Forty perimenopausal women were randomly selected to participate in one clinical trial,. Each participant was given a supplement containing 250 milligrams of a devil’s backbone extract, three times a day for six months. Bone mineral density, serum alkaline phosphatase, calcium and phosphorus were estimated at baseline and after six months of extract treatment.
The researchers found that bone mineral density was increased by 17%. They concluded that the devil’s backbone extract had a beneficial effect on low bone mineral density and was well tolerated. They suggested that it can be used as an alternative cure for low bone mineral density in perimenopausal women with the advantages of being indigenous, natural and safe.
In another clinical trial, researchers wanted to find out what effect devil’s backbone had on the formation of osteoblasts (cells that make bone). Stems cells were cultured either with or without devil’s backbone. The researchers found that treatment with the herbal extract enhanced the differentiation of stem cells into osteoblasts and increased extracellular calcification. They concluded that devil’s backbone stimulates osteoblast creation and could be used as an alternative remedy for bone diseases such as osteoporosis.

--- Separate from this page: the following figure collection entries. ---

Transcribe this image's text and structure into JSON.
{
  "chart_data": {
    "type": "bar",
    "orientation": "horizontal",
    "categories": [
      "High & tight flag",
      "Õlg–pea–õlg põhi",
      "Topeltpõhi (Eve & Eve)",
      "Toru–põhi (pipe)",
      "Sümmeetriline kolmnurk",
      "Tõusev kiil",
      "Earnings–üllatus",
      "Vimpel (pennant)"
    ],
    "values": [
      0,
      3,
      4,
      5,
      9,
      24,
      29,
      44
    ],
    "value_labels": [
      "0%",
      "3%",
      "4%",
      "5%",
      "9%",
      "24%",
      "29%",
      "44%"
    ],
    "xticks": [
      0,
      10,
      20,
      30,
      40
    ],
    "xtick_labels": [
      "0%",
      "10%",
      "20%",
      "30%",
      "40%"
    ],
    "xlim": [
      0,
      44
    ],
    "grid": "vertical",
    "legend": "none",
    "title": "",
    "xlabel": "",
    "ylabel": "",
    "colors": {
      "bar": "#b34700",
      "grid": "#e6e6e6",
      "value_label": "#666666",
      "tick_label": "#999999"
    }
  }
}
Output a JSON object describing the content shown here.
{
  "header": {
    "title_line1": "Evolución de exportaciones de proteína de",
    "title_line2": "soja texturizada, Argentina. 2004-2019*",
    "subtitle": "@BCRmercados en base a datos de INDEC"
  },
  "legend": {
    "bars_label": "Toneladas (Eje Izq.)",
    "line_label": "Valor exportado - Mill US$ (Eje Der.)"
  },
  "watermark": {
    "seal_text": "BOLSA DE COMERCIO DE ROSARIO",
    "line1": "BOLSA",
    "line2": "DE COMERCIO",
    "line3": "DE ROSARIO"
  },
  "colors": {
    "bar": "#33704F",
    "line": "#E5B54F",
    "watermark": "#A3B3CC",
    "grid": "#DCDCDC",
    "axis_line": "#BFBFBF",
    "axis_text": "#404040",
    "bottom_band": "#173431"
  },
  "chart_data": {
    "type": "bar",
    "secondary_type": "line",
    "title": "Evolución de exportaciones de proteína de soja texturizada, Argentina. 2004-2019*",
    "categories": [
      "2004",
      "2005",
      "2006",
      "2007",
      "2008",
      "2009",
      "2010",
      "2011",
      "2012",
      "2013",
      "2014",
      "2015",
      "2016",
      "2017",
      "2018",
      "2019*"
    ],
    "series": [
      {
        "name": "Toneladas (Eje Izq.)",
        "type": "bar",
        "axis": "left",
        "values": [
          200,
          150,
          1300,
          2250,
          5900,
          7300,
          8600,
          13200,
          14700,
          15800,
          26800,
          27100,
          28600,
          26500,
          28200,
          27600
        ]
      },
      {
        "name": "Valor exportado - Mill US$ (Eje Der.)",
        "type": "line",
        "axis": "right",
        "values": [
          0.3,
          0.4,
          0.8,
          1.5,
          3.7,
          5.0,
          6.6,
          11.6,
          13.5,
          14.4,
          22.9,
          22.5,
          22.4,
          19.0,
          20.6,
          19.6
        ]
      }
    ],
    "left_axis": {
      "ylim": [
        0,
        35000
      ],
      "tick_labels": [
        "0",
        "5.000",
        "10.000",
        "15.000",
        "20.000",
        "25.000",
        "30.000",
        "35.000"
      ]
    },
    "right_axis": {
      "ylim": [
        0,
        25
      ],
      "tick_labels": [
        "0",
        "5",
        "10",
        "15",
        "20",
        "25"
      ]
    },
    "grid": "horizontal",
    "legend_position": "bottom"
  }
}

Devil’s backbone, or Cissus quadrangularis, can be found in extract or supplement form. You should be able to find the recommended dosage on the bottle. You should also seek out your doctor’s advice before trying any herbal treatment. Some possible side effects are flatulence, diarrhea, and dry mouth. Cissus quadrangularis is considered to be generally safe, although it is said to have an unpleasant smell.